4.2 De eerste en de tweede grief kunnen gezamenlijk worden behandeld. Zij strekken beide (de eerste grief voor wat betreft de hoofdsom, de tweede grief voor wat betreft de administratiekosten) ten betoge, dat de rechtbank ten onrechte heeft geoordeeld, dat DEM Management heeft ingestemd met de wijziging van de grondslag voor het verhaal van de servicekosten in dier voege dat DEM Management in plaats van de contractueel overeengekomen 83% voortaan 90% van de werkelijke kosten zou betalen. DEM Management stelt zich op het standpunt dat er geen wijziging van de overeenkomst is tot stand gekomen omdat –primair- Nieuwburen niet een aanbod zou hebben gedaan, -subsidiair voor het geval het hof toch zou oordelen dat Nieuwburen een aanbod heeft gedaan– DEM Management dit aanbod niet zou hebben aanvaard, -meer subsidiair voor het geval het hof zou oordelen dat DEM Management dit aanbod zou hebben aanvaard- DEM Management dit aanbod slechts voor het jaar 2005 zou hebben aanvaard.

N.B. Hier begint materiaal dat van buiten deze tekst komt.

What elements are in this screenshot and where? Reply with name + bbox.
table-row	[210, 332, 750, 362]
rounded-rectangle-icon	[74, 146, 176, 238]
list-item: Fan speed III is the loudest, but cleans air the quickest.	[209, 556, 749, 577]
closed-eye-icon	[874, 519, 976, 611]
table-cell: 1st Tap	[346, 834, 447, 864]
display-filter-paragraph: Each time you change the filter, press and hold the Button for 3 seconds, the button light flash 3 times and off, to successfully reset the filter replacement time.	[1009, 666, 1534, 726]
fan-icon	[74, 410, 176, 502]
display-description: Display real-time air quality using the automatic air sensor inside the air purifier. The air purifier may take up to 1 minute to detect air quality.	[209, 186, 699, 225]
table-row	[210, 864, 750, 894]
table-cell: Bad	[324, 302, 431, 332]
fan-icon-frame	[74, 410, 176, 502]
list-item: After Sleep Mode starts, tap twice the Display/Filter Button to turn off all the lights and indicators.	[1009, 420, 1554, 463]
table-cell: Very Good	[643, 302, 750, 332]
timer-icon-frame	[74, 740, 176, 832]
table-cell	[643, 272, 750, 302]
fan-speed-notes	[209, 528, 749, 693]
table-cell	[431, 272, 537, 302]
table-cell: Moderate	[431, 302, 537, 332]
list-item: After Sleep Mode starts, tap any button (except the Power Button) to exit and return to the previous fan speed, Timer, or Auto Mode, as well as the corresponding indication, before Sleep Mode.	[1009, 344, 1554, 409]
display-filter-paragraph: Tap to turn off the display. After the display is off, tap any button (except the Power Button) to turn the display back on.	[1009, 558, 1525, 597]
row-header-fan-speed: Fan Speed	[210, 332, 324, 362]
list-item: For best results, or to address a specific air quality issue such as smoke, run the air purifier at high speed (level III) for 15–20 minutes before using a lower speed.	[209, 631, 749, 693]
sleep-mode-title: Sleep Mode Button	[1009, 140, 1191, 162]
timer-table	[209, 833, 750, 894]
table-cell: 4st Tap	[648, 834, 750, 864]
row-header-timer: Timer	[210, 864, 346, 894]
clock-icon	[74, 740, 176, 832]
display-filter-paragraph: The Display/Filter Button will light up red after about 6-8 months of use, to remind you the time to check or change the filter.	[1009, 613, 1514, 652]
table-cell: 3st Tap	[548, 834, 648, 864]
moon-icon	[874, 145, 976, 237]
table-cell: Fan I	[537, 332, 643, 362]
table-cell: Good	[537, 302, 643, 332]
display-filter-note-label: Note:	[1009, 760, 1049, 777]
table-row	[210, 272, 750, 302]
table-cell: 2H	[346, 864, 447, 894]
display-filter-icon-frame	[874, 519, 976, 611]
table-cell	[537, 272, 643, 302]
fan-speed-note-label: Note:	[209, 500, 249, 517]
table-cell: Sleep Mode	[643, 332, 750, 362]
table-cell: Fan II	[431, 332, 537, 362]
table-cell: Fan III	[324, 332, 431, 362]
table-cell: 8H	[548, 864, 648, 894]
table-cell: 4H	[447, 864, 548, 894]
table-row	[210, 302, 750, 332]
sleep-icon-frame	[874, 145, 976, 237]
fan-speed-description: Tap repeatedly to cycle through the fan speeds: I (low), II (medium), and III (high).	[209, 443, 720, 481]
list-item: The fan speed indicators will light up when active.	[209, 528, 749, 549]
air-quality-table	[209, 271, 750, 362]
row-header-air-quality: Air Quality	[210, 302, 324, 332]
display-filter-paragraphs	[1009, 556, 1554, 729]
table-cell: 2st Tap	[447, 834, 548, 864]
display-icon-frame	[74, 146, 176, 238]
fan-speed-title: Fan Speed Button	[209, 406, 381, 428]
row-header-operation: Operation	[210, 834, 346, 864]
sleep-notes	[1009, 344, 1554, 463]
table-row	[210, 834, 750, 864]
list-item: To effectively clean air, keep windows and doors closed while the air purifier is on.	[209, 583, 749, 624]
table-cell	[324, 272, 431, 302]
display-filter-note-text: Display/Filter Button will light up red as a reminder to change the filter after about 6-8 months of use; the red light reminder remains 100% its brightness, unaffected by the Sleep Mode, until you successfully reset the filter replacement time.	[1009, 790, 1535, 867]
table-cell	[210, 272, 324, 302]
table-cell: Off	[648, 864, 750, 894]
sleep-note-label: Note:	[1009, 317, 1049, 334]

4.3 De hierboven vermelde brief van 27 juni 2006 van Nieuwburen aan DEM Management behelst een voldoende bepaald omschreven voorstel tot aanpassing van de verdeelsleutel van de servicekosten, waarvan bovendien voor DEM Management voldoende duidelijk was dat Nieuwburen voorstelde zich ook zelf daaraan te binden. Mitsdien dient die brief te worden aangemerkt als een aanbod in de zin van het bepaalde in artikel 6:217 BW.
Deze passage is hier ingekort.